On March 7, 1788, when Ranzan was 60 years old, the Great Kyoto Fire of the Tenmei period occurred. As his private school, Shuhoken, was destroyed by fire, Ranzan escaped to the house of his student, Rissen YOSHIDA. Due to that great fire, his students were scattered, and Ranzan, having some time to spare, spent his time writing literary works on his study.

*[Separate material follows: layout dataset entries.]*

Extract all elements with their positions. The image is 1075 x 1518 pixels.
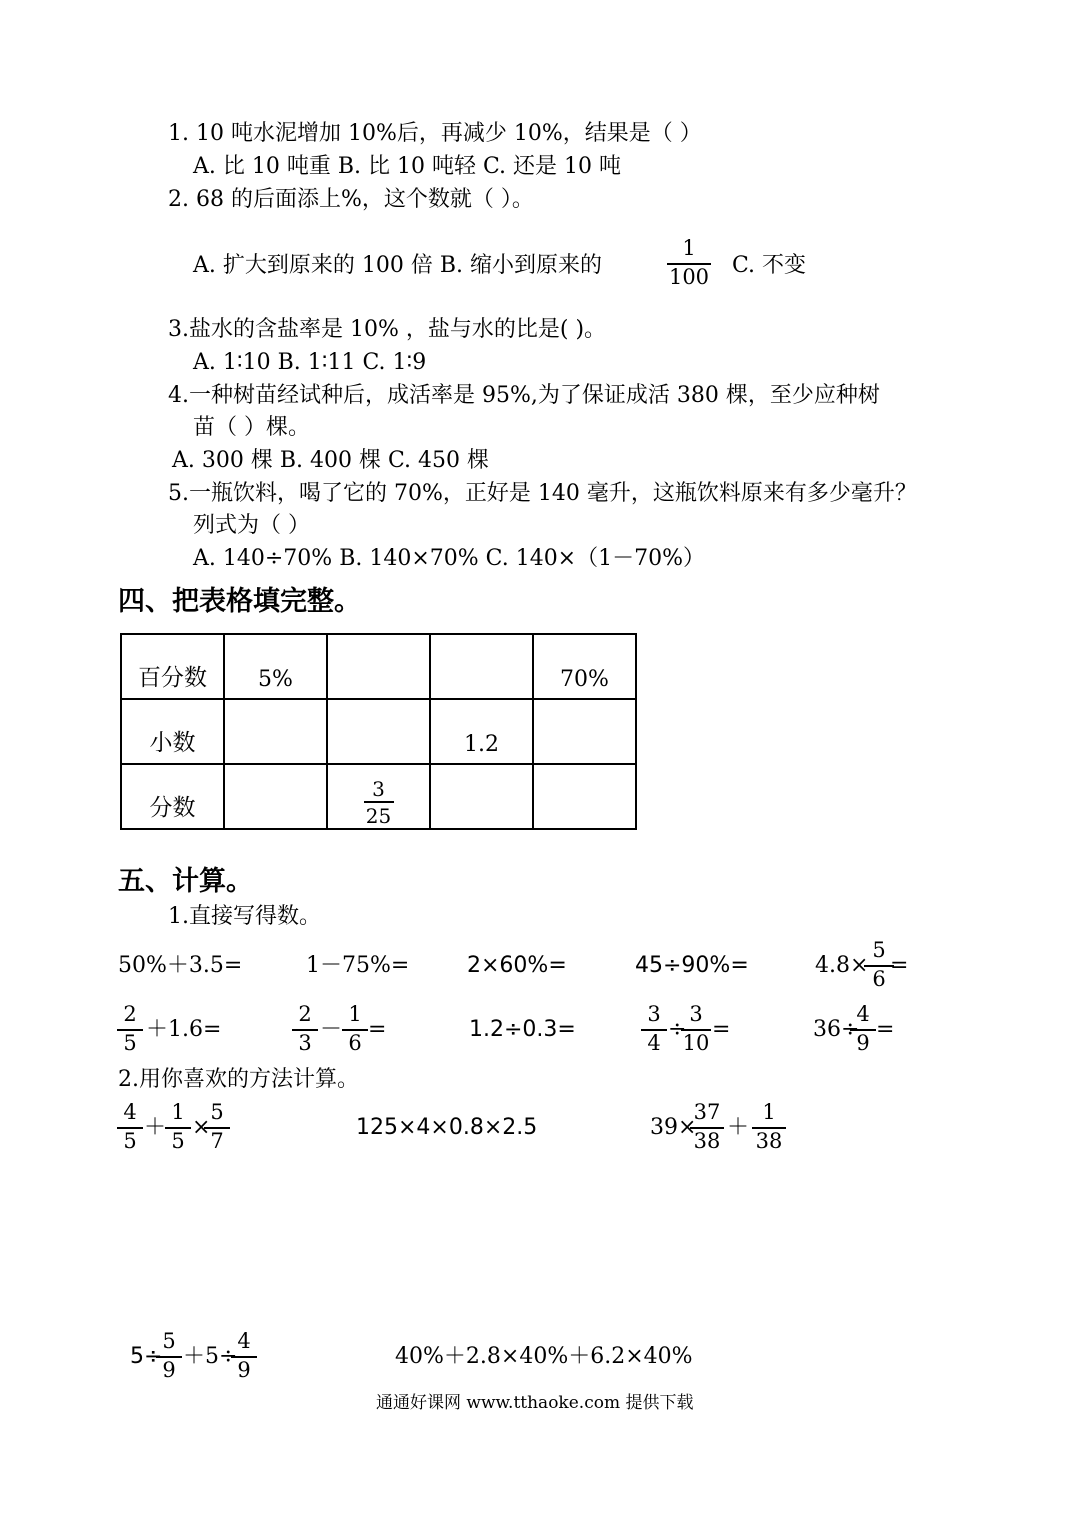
calc-r1-5-fraction: 5 6 (864, 940, 894, 993)
table-row (121, 634, 636, 699)
p4-middle: ＋5÷ (183, 1344, 238, 1369)
conversion-table (120, 633, 637, 830)
p1-op-2: × (192, 1115, 211, 1140)
calc-r2-2-equals: = (368, 1017, 387, 1042)
p1-fraction-1: 4 5 (117, 1102, 143, 1155)
table-cell: 70% (533, 634, 636, 699)
table-cell: 1.2 (430, 699, 533, 764)
calc-r2-5-fraction: 4 9 (850, 1004, 876, 1057)
p4-fraction-1: 5 9 (156, 1331, 182, 1384)
calc-r1-2: 1－75%= (306, 953, 410, 978)
table-row-label: 百分数 (121, 634, 224, 699)
sub2-text: 2.用你喜欢的方法计算。 (118, 1067, 359, 1092)
calc-r2-1-rest: ＋1.6= (146, 1017, 222, 1042)
p2-expression: 125×4×0.8×2.5 (356, 1115, 538, 1140)
calc-r2-4-op: ÷ (668, 1017, 687, 1042)
p1-op-1: ＋ (144, 1115, 167, 1140)
calc-r1-1: 50%＋3.5= (118, 953, 243, 978)
p3-prefix: 39× (650, 1115, 697, 1140)
calc-r2-1-fraction: 2 5 (117, 1004, 143, 1057)
calc-r1-5-equals: = (890, 953, 909, 978)
table-row (121, 764, 636, 829)
q1-options: A. 比 10 吨重 B. 比 10 吨轻 C. 还是 10 吨 (193, 154, 621, 179)
section5-heading: 五、计算。 (118, 866, 253, 897)
p1-fraction-3: 5 7 (204, 1102, 230, 1155)
q3-options: A. 1∶10 B. 1∶11 C. 1∶9 (193, 350, 427, 375)
q4-options: A. 300 棵 B. 400 棵 C. 450 棵 (172, 448, 490, 473)
table-cell (430, 634, 533, 699)
calc-r2-2-fraction-1: 2 3 (292, 1004, 318, 1057)
table-cell-fraction: 3 25 (327, 764, 430, 829)
calc-r2-4-fraction-2: 3 10 (682, 1002, 710, 1055)
table-cell (533, 764, 636, 829)
p3-fraction-1: 37 38 (690, 1102, 724, 1155)
table-row (121, 699, 636, 764)
section4-heading: 四、把表格填完整。 (118, 586, 361, 617)
calc-r2-4-equals: = (712, 1017, 731, 1042)
p1-fraction-2: 1 5 (165, 1102, 191, 1155)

At the age of 71, he moved to Edo by the order of the bakufu (Japanese feudal government headed by a shogun) to become an instructor in the medical science school. From 1801 to 1805, he gathered herbs traveling around many provinces. In 1803, at the age of 75, he completed a series of books on his study, "Compendium of Materia Medica Enlightenment." It was a great 48-volume work describing 1,882 kinds of herbs published separately over three years, and ended up the largest herbalism book in Japan (Philipp Franz von Siebold later obtained this series and praised Ranzan as Carl von Linné of the East).
He died on January 27, 1810. He was 82 then.
Episode
Ranzan left behind writing about the origin of the word, Hotaru (firefly). Hotaru appeared as early as the time of Nihonshoki (Chronicles of Japan), written in a few different characters in the book, but the origin of the word is uncertain. Ekiken KAIBARA suggested that 'Hotaru' came from 'Hi-ga-taru' (Sparks fly off), while Ranzan wrote that its origin was 'Hoshi-ga-taru' (Stars fall).